R. – Le impressioni sono che nonostante tutto quello che noi
apprendiamo dalle notizie, per la situazione di violenza e di terrorismo, c’è una
Chiesa viva, la Chiesa in Iraq che si manifesta sia attraverso la Chiesa caldea sia
attraverso la Chiesa siro-cattolica, sia attraverso la Chiesa latina. Ci sono i nostri
fratelli che vivono il Vangelo, che cercano di mettere tutta la loro vita nelle mani
del Padre, attraverso Gesù Cristo, nella comunione dello Spirito Santo. E questo l’ho
visto nelle divine liturgie alle quali ho partecipato e che mi hanno veramente rincuorato
nella speranza di un futuro migliore. E poi, la sensazione di vedere che appartengono
con tutto il loro animo alla Chiesa universale, alla Chiesa cattolica; sentono l’abbraccio
paterno del Papa, sentono la vicinanza di lui a loro e di tutti noi, che con la preghiera
e con l’affetto li seguiamo sempre con tanta ammirazione e con tanta fraternità.
D.
– Nei Paesi arabi sta soffiando un vento islamista. Quale dialogo è possibile, oggi,
con il mondo musulmano?
R. – Intanto il dialogo al quale ci chiama il Concilio
Vaticano II: dopo aver parlato dei nostri fratelli ebrei, parla anche – in primo luogo
– dei musulmani e di coloro che appartengono ad altre religioni.
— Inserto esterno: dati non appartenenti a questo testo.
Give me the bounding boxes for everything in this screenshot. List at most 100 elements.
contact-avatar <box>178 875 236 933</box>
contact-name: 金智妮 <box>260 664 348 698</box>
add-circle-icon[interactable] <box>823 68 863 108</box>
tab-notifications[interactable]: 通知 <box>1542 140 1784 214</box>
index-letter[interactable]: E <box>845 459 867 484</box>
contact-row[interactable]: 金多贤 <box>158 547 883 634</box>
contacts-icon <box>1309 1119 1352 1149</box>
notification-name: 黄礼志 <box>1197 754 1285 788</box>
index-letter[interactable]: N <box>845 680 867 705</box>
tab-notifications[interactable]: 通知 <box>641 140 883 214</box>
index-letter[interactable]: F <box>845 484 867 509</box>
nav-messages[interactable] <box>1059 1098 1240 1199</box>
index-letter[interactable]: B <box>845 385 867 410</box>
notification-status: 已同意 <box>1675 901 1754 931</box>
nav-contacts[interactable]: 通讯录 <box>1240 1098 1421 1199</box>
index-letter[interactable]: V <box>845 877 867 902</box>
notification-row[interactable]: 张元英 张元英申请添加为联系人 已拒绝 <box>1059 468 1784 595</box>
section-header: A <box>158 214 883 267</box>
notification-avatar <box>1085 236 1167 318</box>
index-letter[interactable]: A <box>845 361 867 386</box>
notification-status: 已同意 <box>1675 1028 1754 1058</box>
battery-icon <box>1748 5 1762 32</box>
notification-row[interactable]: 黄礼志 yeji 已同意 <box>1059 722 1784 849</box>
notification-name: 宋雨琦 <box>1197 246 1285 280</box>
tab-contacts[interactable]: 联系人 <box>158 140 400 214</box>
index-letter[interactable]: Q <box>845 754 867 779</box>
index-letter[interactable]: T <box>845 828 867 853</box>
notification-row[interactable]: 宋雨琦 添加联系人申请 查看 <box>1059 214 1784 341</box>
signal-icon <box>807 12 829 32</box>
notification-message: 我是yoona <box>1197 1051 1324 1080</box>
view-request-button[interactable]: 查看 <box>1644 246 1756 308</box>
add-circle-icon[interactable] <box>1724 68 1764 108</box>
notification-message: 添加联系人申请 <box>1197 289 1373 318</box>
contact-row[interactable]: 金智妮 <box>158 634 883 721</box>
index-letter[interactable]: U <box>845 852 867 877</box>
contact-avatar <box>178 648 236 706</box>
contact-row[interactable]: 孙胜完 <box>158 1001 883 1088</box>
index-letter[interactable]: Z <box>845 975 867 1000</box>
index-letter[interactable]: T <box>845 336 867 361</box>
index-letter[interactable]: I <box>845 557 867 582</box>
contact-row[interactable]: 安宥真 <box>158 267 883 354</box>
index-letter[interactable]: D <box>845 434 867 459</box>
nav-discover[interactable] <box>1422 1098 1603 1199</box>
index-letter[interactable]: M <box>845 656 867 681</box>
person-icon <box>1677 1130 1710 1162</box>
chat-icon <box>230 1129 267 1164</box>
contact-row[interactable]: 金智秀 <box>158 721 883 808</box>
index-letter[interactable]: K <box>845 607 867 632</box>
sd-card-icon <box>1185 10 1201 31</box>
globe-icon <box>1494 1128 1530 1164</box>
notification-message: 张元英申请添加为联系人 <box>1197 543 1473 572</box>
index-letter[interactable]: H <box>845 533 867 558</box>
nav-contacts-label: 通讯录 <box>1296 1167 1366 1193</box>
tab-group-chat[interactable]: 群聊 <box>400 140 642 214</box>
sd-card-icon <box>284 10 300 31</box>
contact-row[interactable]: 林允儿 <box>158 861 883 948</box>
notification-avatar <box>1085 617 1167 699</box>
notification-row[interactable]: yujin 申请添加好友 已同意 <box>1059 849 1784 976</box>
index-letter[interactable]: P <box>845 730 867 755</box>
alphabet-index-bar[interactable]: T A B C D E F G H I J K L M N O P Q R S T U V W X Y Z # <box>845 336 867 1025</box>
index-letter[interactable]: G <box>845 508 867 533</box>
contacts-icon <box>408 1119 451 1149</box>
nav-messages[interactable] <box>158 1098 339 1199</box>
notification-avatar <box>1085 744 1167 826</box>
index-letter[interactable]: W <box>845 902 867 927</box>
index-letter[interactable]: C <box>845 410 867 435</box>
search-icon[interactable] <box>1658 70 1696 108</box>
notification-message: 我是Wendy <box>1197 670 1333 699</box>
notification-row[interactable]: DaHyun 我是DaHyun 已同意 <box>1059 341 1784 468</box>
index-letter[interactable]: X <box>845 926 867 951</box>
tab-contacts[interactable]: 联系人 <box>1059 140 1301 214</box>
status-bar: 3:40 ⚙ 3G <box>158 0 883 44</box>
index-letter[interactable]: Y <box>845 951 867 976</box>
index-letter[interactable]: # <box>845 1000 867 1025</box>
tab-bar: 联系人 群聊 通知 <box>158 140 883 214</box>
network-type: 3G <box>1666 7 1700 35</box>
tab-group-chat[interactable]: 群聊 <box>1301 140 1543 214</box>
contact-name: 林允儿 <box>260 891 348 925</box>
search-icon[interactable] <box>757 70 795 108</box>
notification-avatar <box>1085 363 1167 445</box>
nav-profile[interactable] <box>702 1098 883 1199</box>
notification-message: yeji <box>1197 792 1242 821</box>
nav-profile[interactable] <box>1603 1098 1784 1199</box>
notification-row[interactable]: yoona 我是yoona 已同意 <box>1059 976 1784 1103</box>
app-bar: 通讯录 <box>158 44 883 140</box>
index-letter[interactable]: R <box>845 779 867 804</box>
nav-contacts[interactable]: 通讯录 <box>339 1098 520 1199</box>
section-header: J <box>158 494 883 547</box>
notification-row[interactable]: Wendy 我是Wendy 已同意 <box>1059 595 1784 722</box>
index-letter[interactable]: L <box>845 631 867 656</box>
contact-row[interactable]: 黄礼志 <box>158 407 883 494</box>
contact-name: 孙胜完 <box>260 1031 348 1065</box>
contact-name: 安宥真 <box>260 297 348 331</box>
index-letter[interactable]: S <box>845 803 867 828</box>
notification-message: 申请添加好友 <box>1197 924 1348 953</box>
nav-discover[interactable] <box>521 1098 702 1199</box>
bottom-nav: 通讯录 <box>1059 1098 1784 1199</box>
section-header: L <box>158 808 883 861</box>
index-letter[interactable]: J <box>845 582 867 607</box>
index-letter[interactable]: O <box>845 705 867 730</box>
Con i musulmani,
noi condividiamo la fede nel Dio unico. Ma c’è un impegno comune che può essere abbinato
anche a questa cosiddetta Primavera araba, che è quello di dare tutta l’importanza
alla dignità della persona umana, a quella sua dignità che si manifesta nella sua
libertà, specialmente nella libertà religiosa, nella difesa dei diritti fondamentali
degli uomini e delle donne.
D. – Ma ci sono dei timori per il futuro tra i
cristiani?
R. – I cristiani, vivendo in un Paese a maggioranza islamica, possono
avere dei timori, ma non tanto a causa dell’islam, perché anche l’islam è una religione
che vuole la concordia e la pace; tutto quello che è deformazione dell’islam, come
la violenza o il voler imporre con la forza la propria religione, quello non ha nulla
a che vedere con l’islam. Con l’islam autentico c’è possibilità di dialogo e di intesa.